BTB Leads French Mail Order SalesPARIS - The French mail order industry had an uneven year in 1999 with some sectors remaining flat or showing a small decline while others registered double digit growth.
A report issued by the FEVAD (Federation des Enterprises de Vente a Distance, one of several DMA-like organizations in France), showed that total sales last year topped 70 billion francs (about $11.5 billion).
Consumer catalog sales still took the lion's share of the business, accounting for 51 billion francs ($8.5 billion), according to the FEVAD. But that is only 1.2 percent higher than in 1998.
That's the worst performance among all of France's retail channels and is much lower than the 1998 gain of 4.2 percent over 1997. Clearly, that part of the market is beginning to crumble, according to Catalogue's, a French mail order newsletter.
In contrast, the BTB sector showed robust growth, up by 11.1 percent to a total of 19.4 billion francs ($3.2 billion), and that follows a 1998 increase of 14.5 percent over 1997 totals.
Direct insurance sales snapped back smartly from a decline of 1 percent in 1998 to an increase of 14 percent last year.
The mediocre catalog sales are due to poor performance and the weight of general catalogs, which tilt heavily towards textiles.
Apparel and textile sales grew only by 0.7 percent last year and nearly half of the consumer mail order turnover is still generated by textiles and apparel.
Despite a good December when sales grew 2.7 percent over December 1998, second half sales slowed significantly.
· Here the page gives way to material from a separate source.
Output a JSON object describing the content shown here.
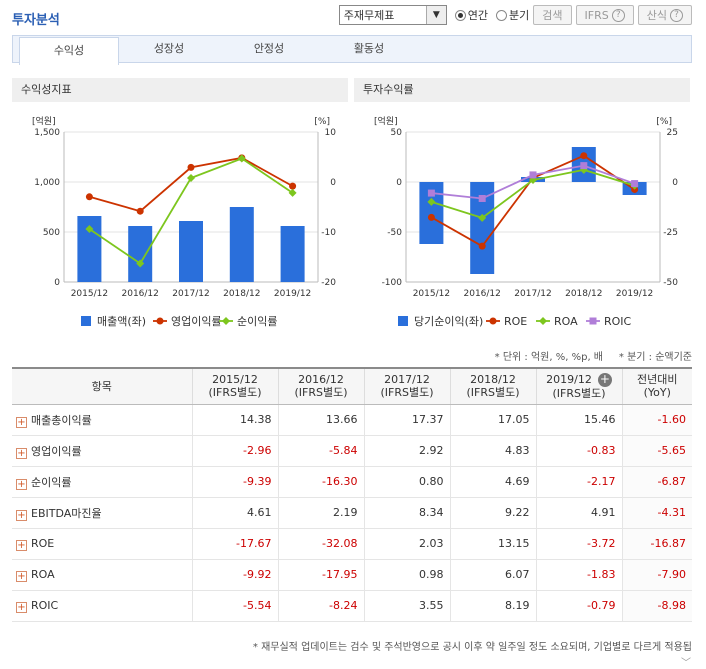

Growth was essentially flat in many sectors or saw a small decline.
Experts blame the poor performance on strong markets for housing and automobiles as well as the competition of specialized chain stores featuring textile and winter fashions.
Nevertheless, there were a few catalog standouts last year. Senior & Cie closed its 1999-2000 business year in February with a sales increase of 11 percent. Daxon was up 9 percent and Quelle France (a subsidiary of the German mail order house) was up 7 percent.
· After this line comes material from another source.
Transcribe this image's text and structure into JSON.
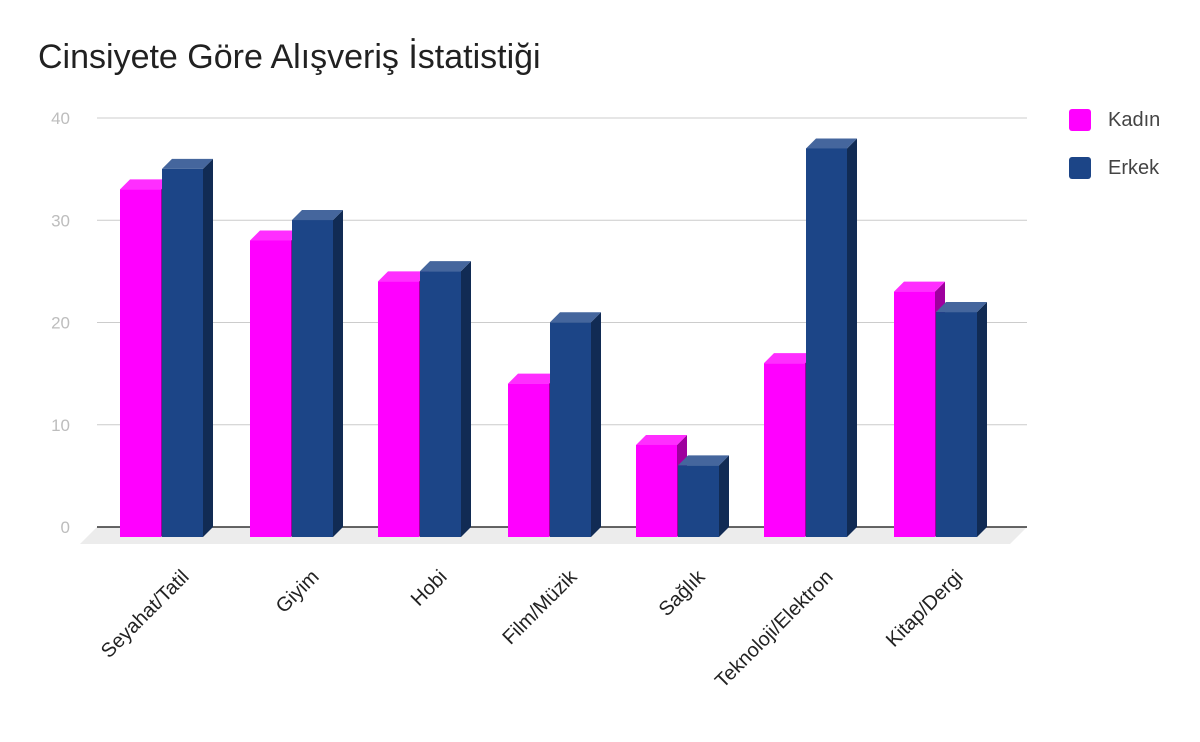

Direct insurance was hurt in 1998 by government regulations on life insurance policies, but last year saw the industry move up sharply by an average 14 percent. One insurer, GMF Vie saw sales rise by 17 percent.
The BTB sector showed the most life last year. Back to back double-digit increase confirmed market strength and dynamism, much of it due to stepped up corporate investments.